Low Revenue Returns Have State Agencies Preparing For Cuts
State revenues have again fallen short of lawmakers’ expectations and could trigger funding cuts across state agencies in the coming months.The nonpartisan Legislative Fiscal Division released their final revenue update for the fiscal year Tuesday. The fiscal year ends June 30.
LFD Director Amy Carlson told an interim legislative committee Tuesday that revenues were around 62 million dollars below the revenue projection lawmakers used to build the state budget earlier this year.
“So, if you feel like the rug has been pulled out from under you, join the club,” she said.
Carlson says in April, when the legislature was still in session, LFD’s projections showed revenues coming in above expectations, possibly up by $10 million. But the actual decline in revenue the state is faced with is because, in part, fewer tax dollars are coming into the state from individual income.
LFD’s analysts say that may be due to taxpayers expecting the Trump Administration and congress to create lower tax rates, so taxpayers are waiting to pay, hoping to qualify for that lower rate sometime soon.
“We have directed agencies to be prepared for any revenue eventually, from best case to worst case,” Villa said.
Dan Villa is the Budget Director for Governor Steve Bullock. Villa says he expects revenues to fall at least $6 million below projections, setting off a first round of budget cuts mandated in a new statute passed by lawmakers, and signed by the governor, earlier this year. Those cuts would made on August 15.
That legislation, commonly known as the ‘Budget Stabilization Plan’, requires four progressively increasing levels of spending cuts along with funding transfers from the state’s firefighting fund, when revenues fall short of projections.

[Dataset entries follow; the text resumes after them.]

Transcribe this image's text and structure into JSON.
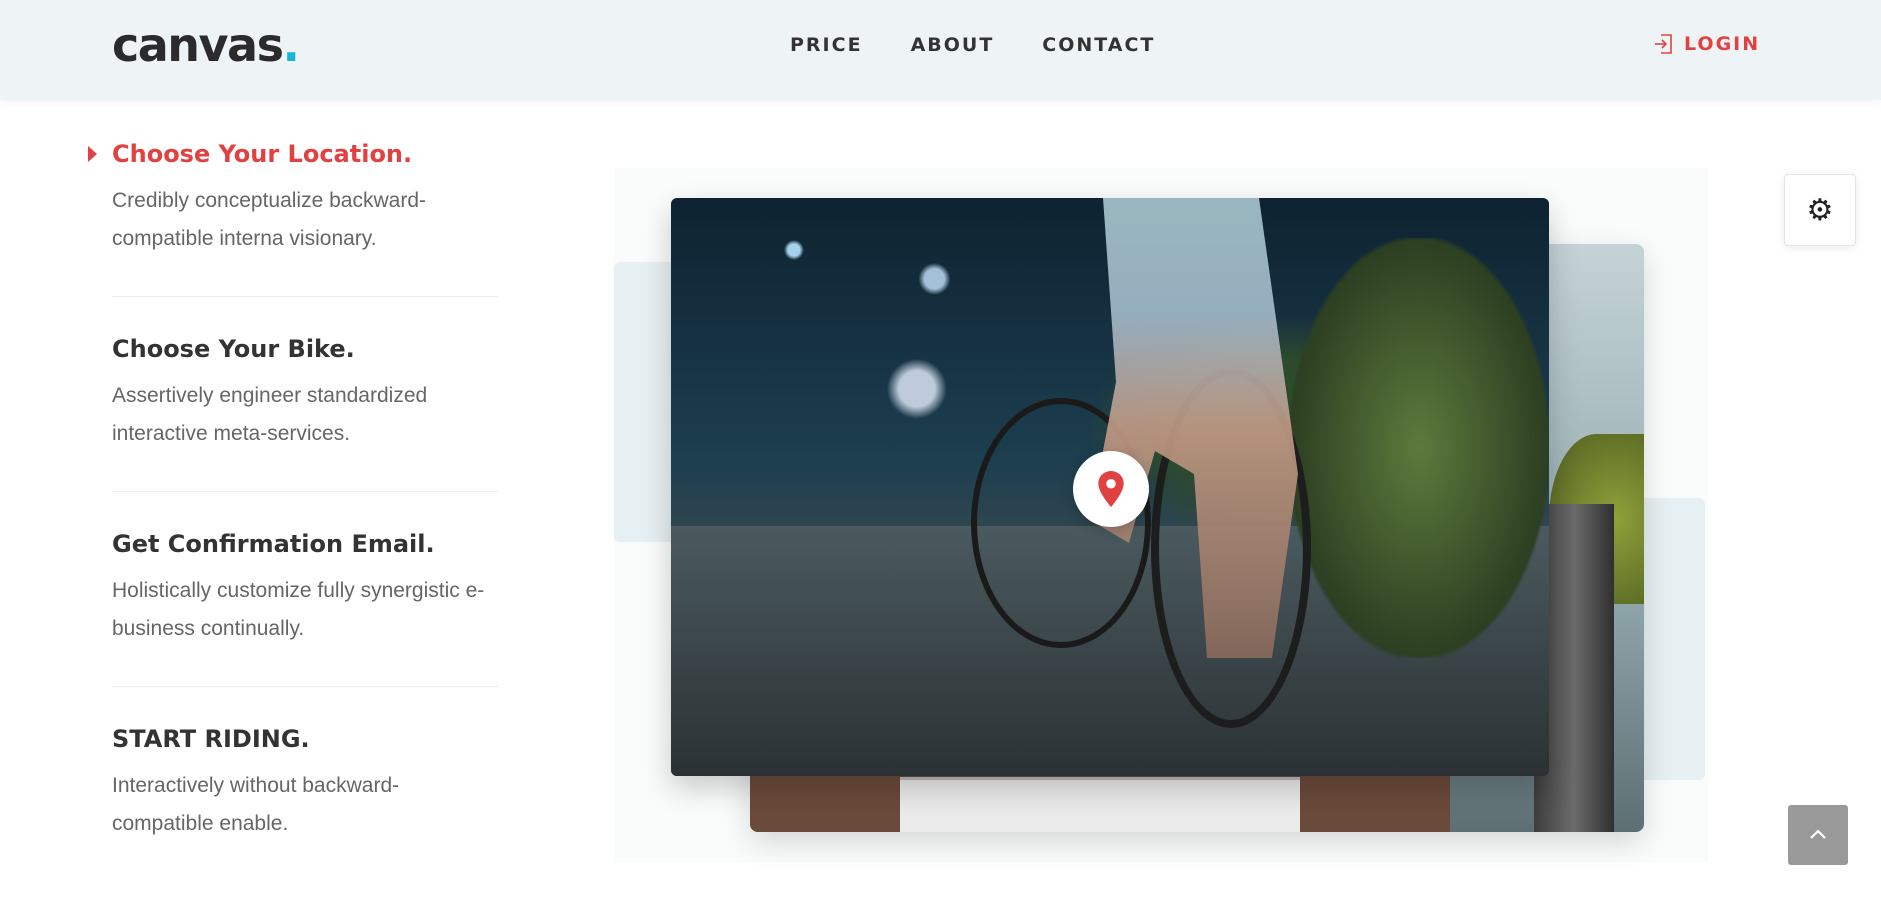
{
  "header": {
    "logo_text": "canvas",
    "logo_dot": ".",
    "nav": [
      "PRICE",
      "ABOUT",
      "CONTACT"
    ],
    "login_label": "LOGIN"
  },
  "steps": [
    {
      "title": "Choose Your Location.",
      "text": "Credibly conceptualize backward-compatible interna visionary.",
      "active": true
    },
    {
      "title": "Choose Your Bike.",
      "text": "Assertively engineer standardized interactive meta-services.",
      "active": false
    },
    {
      "title": "Get Confirmation Email.",
      "text": "Holistically customize fully synergistic e-business continually.",
      "active": false
    },
    {
      "title": "START RIDING.",
      "text": "Interactively without backward-compatible enable.",
      "active": false
    }
  ],
  "icons": {
    "login": "login-icon",
    "pin": "map-pin-icon",
    "settings": "gears-icon",
    "back_to_top": "chevron-up-icon"
  },
  "colors": {
    "accent": "#e24141",
    "logo_dot": "#17b5d6",
    "header_bg": "#eef4f5"
  }
}
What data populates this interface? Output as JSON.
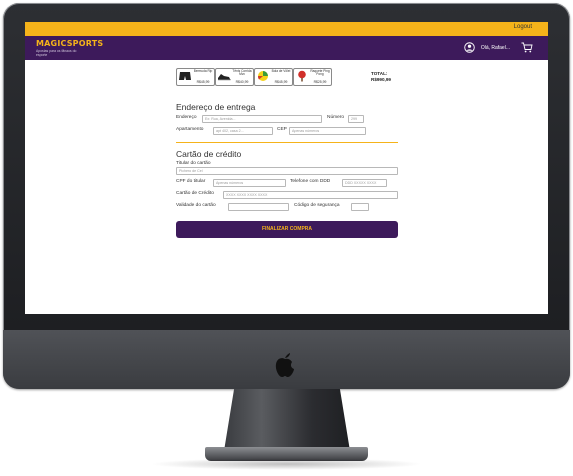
{
  "topbar": {
    "logout_label": "Logout"
  },
  "navbar": {
    "brand": "MAGICSPORTS",
    "tagline": "Apostas para os fãnaus do esporte",
    "greeting": "Olá, Rafael..."
  },
  "cart": {
    "items": [
      {
        "name": "Bermuda Rip",
        "price": "R$45,99",
        "icon": "shorts-icon"
      },
      {
        "name": "Tênis Corrida Mvc",
        "price": "R$40,99",
        "icon": "sneaker-icon"
      },
      {
        "name": "Bola de Vôlei",
        "price": "R$45,99",
        "icon": "volleyball-icon"
      },
      {
        "name": "Raquete Ping Pong",
        "price": "R$25,99",
        "icon": "paddle-icon"
      }
    ],
    "total_label": "TOTAL:",
    "total_value": "R$990,99"
  },
  "address": {
    "title": "Endereço de entrega",
    "endereco_label": "Endereço",
    "endereco_placeholder": "Ex: Rua, Avenida...",
    "numero_label": "Número",
    "numero_placeholder": "299",
    "apto_label": "Apartamento",
    "apto_placeholder": "apt 402, casa 2...",
    "cep_label": "CEP",
    "cep_placeholder": "Apenas números"
  },
  "card": {
    "title": "Cartão de crédito",
    "holder_label": "Titular do cartão",
    "holder_placeholder": "Pichero de Cel",
    "cpf_label": "CPF do titular",
    "cpf_placeholder": "Apenas números",
    "phone_label": "Telefone com DDD",
    "phone_placeholder": "DDD XXXXX XXXX",
    "card_label": "Cartão de Crédito",
    "card_placeholder": "XXXX XXXX XXXX XXXX",
    "validity_label": "Validade do cartão",
    "cvv_label": "Código de segurança"
  },
  "submit_label": "FINALIZAR COMPRA"
}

Each level is triggered when state revenues fall $12 million below the revenue estimate lawmakers approved when they created the state’s two-year budget.
While Director Villa plans with state agencies for possible cuts, he’s says it will be months before the depth of those cuts is known. “Absolutely too early to panic,” Villa said.
If cuts do happen, and Villa says it's very likely, one of the first state programs to get funding pulled is a new appropriation created by lawmakers to fund housing and community services for seniors and people with disabilities.
Heather O’Loughlin with the Montana Budget and Policy Center.
“That bill effectively is eliminated for the next fiscal year if revenue comes in at roughly $6 million below what was projected,” she said.
O’Loughlin says if revenue falls further, more than $24 million below expectations, pay for healthcare providers could be cut by $7 million, and mental health services for kids and adult by $4 million.
“These cuts, they’re going to be felt in many of the communities across the state,” she said.
O’Loughlin, like Budget Director Dan Villa, says it's going to be at least another month before clear details about cuts will be known.
During the legislative session, Democrats and Republicans fought over the state budget and debated the best way to protect the state against future revenue declines. Democrats pushed a series of tax increases, what party members referred to as “revenue enhancers” to bring more money into the state. Republicans shot down those proposals, choosing instead to spend less in a tight budget year.
Fred Thomas, the Republican Senator Majority Leader, stood outside a hearing room after legislative researchers presented updated state revenue projections Tuesday.
“We weren't interested in raising taxes. We adopted the very best recommendations we could, and we made alternative provisions if they didn’t pan out. They haven't panned out right yet today, and reductions are going to have to take place,” Thomas said.
Thomas also criticized Governor Steve Bullock for not addressing falling state revenues back in 2016, before the legislative session began.
Jenny Eck, the Democratic House Minority Leader argued this situation, and the cuts facing state agencies, was avoidable if taxes were raised.
“Those were lost opportunities to share the burden that the state faces. And it’s going to be working families that have to bear that burden,” she said.
If cuts to state agencies to happen, they’ll be made in mid-August.